'48
- First edition
- Author: James Herbert
- Language: English
- Genre: Alternative history
- Published: 1996 (HarperCollins)
- Publication place: United Kingdom
- Media type: Print (Paperback & Hardback)
- Pages: 330 pp (first edition, paperback)
- ISBN: 0-00-647600-7 (first edition, paperback)
- OCLC: 37369859

= '48 (novel) =

1996 novel by James Herbert

'48 is a 1996 alternative history novel by British horror author James Herbert. The book follows an American pilot stranded in a dystopian London after Adolf Hitler, moments before being completely defeated, uses a biological weapon delivered by V-2 missiles, which mostly wipes out the human race.

== Plot summary ==

The story follows an American pilot, Hoke, who lives alone in the streets, constantly hidden and on the run from a gang of diseased and terminal Blackshirts, afflicted with the 'Slow Death', who attempt to capture him to use his blood to save their leader, Lord Hubble, via a blood transfusion.

Desperate to capture Hoke as his life draws nearer to its end, Hubble sends his entire force out to capture the American pilot. Hoke escapes thanks to the aid of three fellow 'ABneg' survivors – two women and a German navigator, shot down over Britain long ago.

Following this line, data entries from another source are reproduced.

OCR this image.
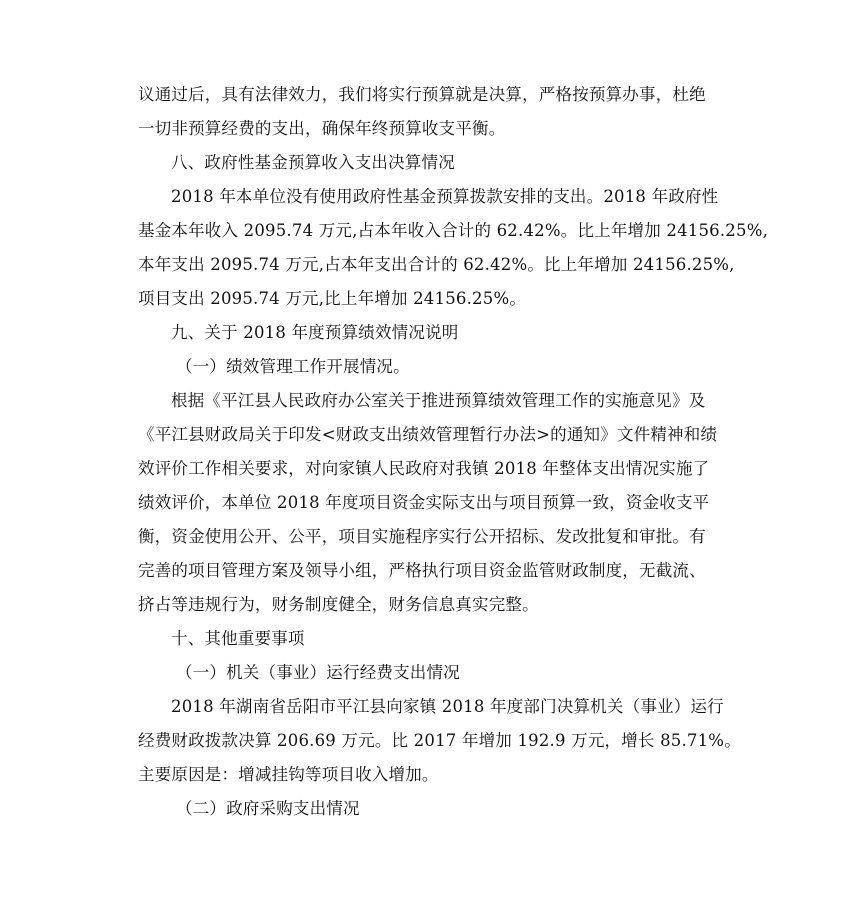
议通过后，具有法律效力，我们将实行预算就是决算，严格按预算办事，杜绝
一切非预算经费的支出，确保年终预算收支平衡。
八、政府性基金预算收入支出决算情况
2018 年本单位没有使用政府性基金预算拨款安排的支出。2018 年政府性
基金本年收入 2095.74 万元,占本年收入合计的 62.42%。比上年增加 24156.25%,
本年支出 2095.74 万元,占本年支出合计的 62.42%。比上年增加 24156.25%,
项目支出 2095.74 万元,比上年增加 24156.25%。
九、关于 2018 年度预算绩效情况说明
（一）绩效管理工作开展情况。
根据《平江县人民政府办公室关于推进预算绩效管理工作的实施意见》及
《平江县财政局关于印发<财政支出绩效管理暂行办法>的通知》文件精神和绩
效评价工作相关要求，对向家镇人民政府对我镇 2018 年整体支出情况实施了
绩效评价，本单位 2018 年度项目资金实际支出与项目预算一致，资金收支平
衡，资金使用公开、公平，项目实施程序实行公开招标、发改批复和审批。有
完善的项目管理方案及领导小组，严格执行项目资金监管财政制度，无截流、
挤占等违规行为，财务制度健全，财务信息真实完整。
十、其他重要事项
（一）机关（事业）运行经费支出情况
2018 年湖南省岳阳市平江县向家镇 2018 年度部门决算机关（事业）运行
经费财政拨款决算 206.69 万元。比 2017 年增加 192.9 万元，增长 85.71%。
主要原因是：增减挂钩等项目收入增加。
（二）政府采购支出情况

Hoke, being used to three years alone, detests his saviours and, corrupted by propaganda, is almost unable to contain himself in the presence of the German even though the war has long since ended.

==Disease==

With the V-2 missiles came two types of the same disease. First is the Blood Death which kills the subject instantly in a gruesome way. The arteries become blocked and explode, the skin splits and blood pours from every orifice. The Slow Death has the same climax but takes longer to work, up to years, and weakens the subject, blackens their fingers and hands and bruises their body internally. Victims of the Slow Death are generally much weaker and slower to react than the AB negs, however some individuals (such as McGruder, Hubble's bodyguard) seem less prone to its debilitating effects.

== Characters ==

- Eugene Nathaniel Hoke is an American pilot who volunteered for the war before America itself did. He is a loner at heart, likes to fend for himself and is affected grossly by military propaganda against the Germans as shown by his attitude to a fellow survivor.
- Cagney is a dog who formed a strong alliance with Hoke after Hoke saved his life and fed him. Cagney acts as a guard dog but also knows when to retreat from extreme danger. It is often Cagney who warns Hoke of approaching danger with a low growl or change in mood.
- Wilhelm Stern is a German navigator apparently shot down and imprisoned at Island Farm POW camp in Wales. He claims this is his only experience of the war and constantly tries to neutralize Hoke from the propaganda. It is later revealed that Stern was a German spy during the war. His plane crashed in 1944, but he managed to escape the blaze.
- Cissie is a poor girl of Cockney descent who befriended Muriel in a medical research hospital after the V-2 missiles struck. After many of the doctors fell dead of the Blood Death and hope of a cure faded, Cissie ran away with Muriel. Cissie is described as slightly rounder than Muriel but more Hoke's taste. However, her foul language shocks Hoke on more than one occasion.
- Muriel Drake is a rich girl who contrasts with Cissie in background but share a strong bond from when they met. She is described as more beautiful than Cissie and claims to feel spiritual presence several times suggesting that she has medium properties in her. It later transpires that she has been allied with the Blackshirts all along, due to a friendship between Hubble and her deceased father.
- Albert Potter, an old air raid warden who has been carrying on his duties even after the Blood Death and seems to not realize the war is over. He is described as slightly insane but harmless and loves to talk of himself and his achievements proudly.
- Lord Hubble, a victim of the Slow Death and tries desperately to capture Hoke, believing the pilot is the only Blood Death survivor, so that he can perform a foolish blood transfusion in hope that he can live on, free of the Slow Death. He is the leader of the Blackshirts, all who seem intent on following him to the grave. Hubble is also said to have ties with Hitler during the war.